45 Caliber Records

I hear them now on the radio and I can practically recall what they looked like in their physical form.

Record labels called Capitol, A&M, Columbia and Mercury.

They were my 45 records and I had a bunch of them.

I hear the songs now and I smile to myself. Suddenly I remember what they looked like, spinning on the turntable---with the yellow plastic thingie in the middle so the disc can play on the narrow spindle of your parents' stereo.

The list comes to mind now.

"Kung Fu Fighting" by Carl Douglas, who should be inducted into the One-Hit Wonder Hall of Fame.

"Fire" by the Ohio Players.

"Philadelphia Freedom" by Elton John.

Plus tons of tunes by the likes of The Monkees, Stevie Wonder, the Brothers Johnson, Barry White, and Neil Diamond.

Can't forget the novelty songs, such as "Shaving Cream" by Benny Bell, and "Earache My Eye" by Cheech and Chong.

I can just about see the labels in my mind---their color, the logos, even the font style.


I recall playing my first 45s on a small, portable player when I was five or six years old. I kept them in a box especially made for 45s, with a metal latch. The box was white and was festooned with different-sized musical notes.

Funny what sticks in your mind.

When I got older I would buy my 45s at K-Mart, whenever my mom would shop there. By the time I was 15 years old I rode there by myself on my bike. They were 96 cents each (plus four cents tax made it an even dollar) and they hung on racks behind the clerk in the Hi-Fi section of the store, where they sold albums, phonograph needles, and those aforementioned yellow things that looked like plastic pretzels.

The 45s were usually in the order---generally---of where the song currently stood on the Billboard Hot 100 Chart. There was typically a list on the counter, wallet-sized, that was updated every week.

So you'd choose your 45(s), and the clerk would slide it/them into a plain white sleeve. Sometime in the 1970s, it became more popular for record companies to accompany the 45s with their own sleeves, which featured either the album cover or another photograph of the artist/band with that particular song title on it.

If you needed the yellow plastic pretzels, they were in a bin and probably went for something like a nickel each or 10 for a quarter.

Sometimes I'd get a 45 that skipped like a stone across Lake Michigan, which was maddening beyond belief. A 3:30 minute song would go by in 35 seconds.

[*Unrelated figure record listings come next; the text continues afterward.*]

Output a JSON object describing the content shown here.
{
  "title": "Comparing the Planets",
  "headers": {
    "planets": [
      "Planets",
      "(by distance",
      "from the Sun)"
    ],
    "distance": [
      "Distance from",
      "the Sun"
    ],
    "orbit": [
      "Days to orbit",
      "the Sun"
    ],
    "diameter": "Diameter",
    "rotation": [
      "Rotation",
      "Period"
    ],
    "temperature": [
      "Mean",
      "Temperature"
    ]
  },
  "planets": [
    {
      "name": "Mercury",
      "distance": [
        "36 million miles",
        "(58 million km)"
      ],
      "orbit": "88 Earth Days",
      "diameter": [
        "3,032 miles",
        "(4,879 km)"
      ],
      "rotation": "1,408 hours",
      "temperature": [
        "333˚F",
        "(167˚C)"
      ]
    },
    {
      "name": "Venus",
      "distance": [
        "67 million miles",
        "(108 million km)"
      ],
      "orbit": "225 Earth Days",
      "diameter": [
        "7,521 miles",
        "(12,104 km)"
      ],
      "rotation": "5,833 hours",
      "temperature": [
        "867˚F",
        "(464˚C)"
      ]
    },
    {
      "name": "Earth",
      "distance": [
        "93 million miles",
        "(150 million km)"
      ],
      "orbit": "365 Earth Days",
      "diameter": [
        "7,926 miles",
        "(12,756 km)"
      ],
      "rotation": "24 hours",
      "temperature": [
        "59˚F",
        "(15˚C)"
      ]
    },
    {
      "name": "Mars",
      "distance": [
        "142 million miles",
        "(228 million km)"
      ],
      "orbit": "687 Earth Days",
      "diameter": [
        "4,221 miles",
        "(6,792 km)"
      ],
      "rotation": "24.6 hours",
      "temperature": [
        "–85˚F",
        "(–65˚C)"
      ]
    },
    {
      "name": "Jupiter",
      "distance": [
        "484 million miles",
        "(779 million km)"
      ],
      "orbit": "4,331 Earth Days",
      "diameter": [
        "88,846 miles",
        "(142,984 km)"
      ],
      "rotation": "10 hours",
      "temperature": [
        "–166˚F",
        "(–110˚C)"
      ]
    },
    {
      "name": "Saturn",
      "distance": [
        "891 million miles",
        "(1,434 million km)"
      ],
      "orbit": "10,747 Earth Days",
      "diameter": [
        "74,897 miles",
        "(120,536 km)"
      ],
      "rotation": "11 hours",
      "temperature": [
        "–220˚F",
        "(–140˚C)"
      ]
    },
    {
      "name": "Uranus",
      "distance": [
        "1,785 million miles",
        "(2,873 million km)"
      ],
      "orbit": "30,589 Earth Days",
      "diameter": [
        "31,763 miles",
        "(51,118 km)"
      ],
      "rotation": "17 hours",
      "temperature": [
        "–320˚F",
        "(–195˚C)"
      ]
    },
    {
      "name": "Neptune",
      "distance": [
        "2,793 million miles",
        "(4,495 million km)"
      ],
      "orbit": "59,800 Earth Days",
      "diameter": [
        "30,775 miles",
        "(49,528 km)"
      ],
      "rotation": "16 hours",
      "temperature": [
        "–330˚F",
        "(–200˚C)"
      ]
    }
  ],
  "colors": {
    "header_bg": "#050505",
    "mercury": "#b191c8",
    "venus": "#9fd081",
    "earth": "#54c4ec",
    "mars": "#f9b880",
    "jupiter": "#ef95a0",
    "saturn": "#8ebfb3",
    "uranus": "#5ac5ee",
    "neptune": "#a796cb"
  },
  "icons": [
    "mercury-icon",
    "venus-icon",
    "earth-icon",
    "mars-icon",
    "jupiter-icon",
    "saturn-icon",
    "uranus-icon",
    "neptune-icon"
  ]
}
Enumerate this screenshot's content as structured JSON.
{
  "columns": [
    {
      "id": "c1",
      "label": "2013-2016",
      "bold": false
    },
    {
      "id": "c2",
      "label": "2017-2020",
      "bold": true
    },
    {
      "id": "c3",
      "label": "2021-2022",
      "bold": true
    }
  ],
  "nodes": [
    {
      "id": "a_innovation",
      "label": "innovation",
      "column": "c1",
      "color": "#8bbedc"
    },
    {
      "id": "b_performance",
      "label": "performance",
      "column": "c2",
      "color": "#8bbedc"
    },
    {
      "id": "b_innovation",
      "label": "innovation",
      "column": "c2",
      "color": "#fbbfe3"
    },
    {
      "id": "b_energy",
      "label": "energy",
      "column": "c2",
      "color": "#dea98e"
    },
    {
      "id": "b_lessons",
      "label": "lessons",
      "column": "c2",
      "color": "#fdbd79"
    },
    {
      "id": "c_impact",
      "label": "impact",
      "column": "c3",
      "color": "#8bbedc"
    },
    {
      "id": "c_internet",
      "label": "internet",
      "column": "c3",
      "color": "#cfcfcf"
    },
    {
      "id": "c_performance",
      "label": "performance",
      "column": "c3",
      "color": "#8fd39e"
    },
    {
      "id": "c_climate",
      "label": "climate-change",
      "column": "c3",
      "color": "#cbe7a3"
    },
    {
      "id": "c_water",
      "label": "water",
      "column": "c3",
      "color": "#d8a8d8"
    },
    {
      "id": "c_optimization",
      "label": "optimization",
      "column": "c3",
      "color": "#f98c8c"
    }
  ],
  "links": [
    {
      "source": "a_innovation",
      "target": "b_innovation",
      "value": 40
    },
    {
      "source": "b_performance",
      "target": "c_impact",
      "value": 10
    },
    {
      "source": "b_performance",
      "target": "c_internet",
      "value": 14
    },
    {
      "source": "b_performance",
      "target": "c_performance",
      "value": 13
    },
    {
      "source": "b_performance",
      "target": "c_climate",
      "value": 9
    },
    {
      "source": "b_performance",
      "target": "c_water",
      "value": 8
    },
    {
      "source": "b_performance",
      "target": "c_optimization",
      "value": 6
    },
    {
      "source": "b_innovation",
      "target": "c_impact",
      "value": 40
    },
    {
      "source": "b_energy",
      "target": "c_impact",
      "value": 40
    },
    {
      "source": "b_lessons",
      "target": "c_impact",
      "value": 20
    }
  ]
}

Speaking of song length, in those days rare was a song that was longer than 3:30. Four minutes was practically a full-length concert. Most songs came in between 2:45-3:15.

I rarely listened to the "B" side of a 45. In fact, I don't know that I ever played a "B" side, unless I heard that it was an OK song, too. Sometimes, as in the case of some Barry White songs, the "B" side was merely the instrumental version of the "A" side, which I kind of liked. Gave me an opportunity to sing the song myself, like primitive Karaoke.

I still have some of those old 45s, and my wife has a bunch, too.

The songs are still played on the radio in their crystal clear CD form on occasion. When I hear them, it's impossible to keep the corners of my mouth from curling upward slightly.